Reviewers recognize the comprehensiveness and significance of our evaluation:
- JEhf: "Finally, based on this, the authors have developed and systematically evaluated multiple uncertainty metrics"
- yS8U: "Comprehensive evaluation across multiple models, tasks and metrics; theory and experiments align"
- FQaS: After rebuttal acknowledged our "extensive efficacy analysis across multiple metrics and datasets"
Additional Recognition of Practical Impact:
Multiple reviewers also praised the practical applicability and engineering value of our approach:
- yS8U: "practical recipe for safer auto-formalisation" and noted our work "yields state-of-the-art selective-verification gain"
- JEhf: After seeing our runtime analysis, acknowledged that our "overhead of PCFG extraction and analysis is minimal"
- FQaS: Appreciated that our approach "can be used even in [frontier model] settings" where constrained decoding is not applicable. FQaS also said "... I like the fact that the approach has been extended to Prolog in a pilot study."

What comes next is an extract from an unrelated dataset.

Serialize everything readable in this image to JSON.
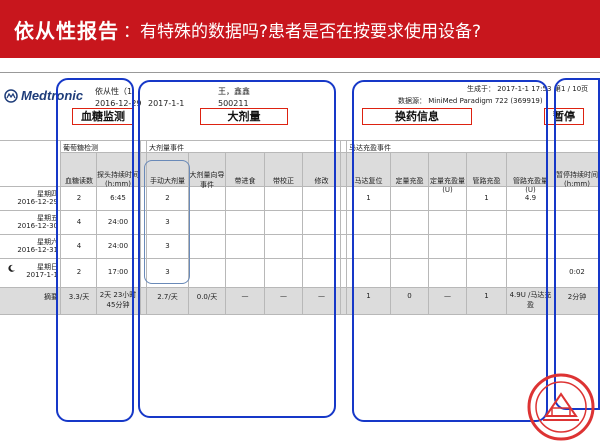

Reviewer Evolution Through Rebuttal Process:
We are particularly proud that our detailed rebuttals successfully addressed technical concerns and led to concrete score improvements:
- Reviewer JEhf: Upgraded to Accept, stating "Thank you for thoroughly addressing my questions and clarifying my confusion. I will upgrade my score to accept"
- Reviewer FQaS: Upgraded to Accept, noting "Based on the rebuttal, I will update my score to an accept"
- Reviewer yS8U: Increased score to Strong Accept, confirming "I [will] increase my score" after our comprehensive responses
This trajectory demonstrates both the technical merit of our work and our commitment to addressing all reviewer concerns thoroughly and transparently.
The paper studies the problem of generating a formal representation that allows for calling a solver, such as SMT or Prolog programs. It introduces a framework based on PCFGs to model uncertainty and derive a variety of metrics.
Reviewers were all positive on this paper, ranging from borderline accept to strong accept. The problem is particularly timely since it has potential implications for LLM reasoning, applications such as mathematical formalization or software verification, and appears in a variety of contexts. The focus on incorporating uncertainty into autoformalization is underexplored, especially in the context of recent methods based on LLMs. The use of PCFGs to derive uncertainty metrics is creative and seems effective.
The main weakness in my opinion is the writing. As noted by a reviewer, it is often exceedingly dense. Moreover, sentences are frequently long and complicated (e.g., most of 304-320). There are also 25 proposed metrics and the tables are massive, which can make it difficult to extract the important or interesting insights. In sum, the paper could be written more clearly so that the main messages, results, and takeaways from the paper are accessible to a wider audience.
That said, given the strengths and the positive reviews, I recommend its acceptance.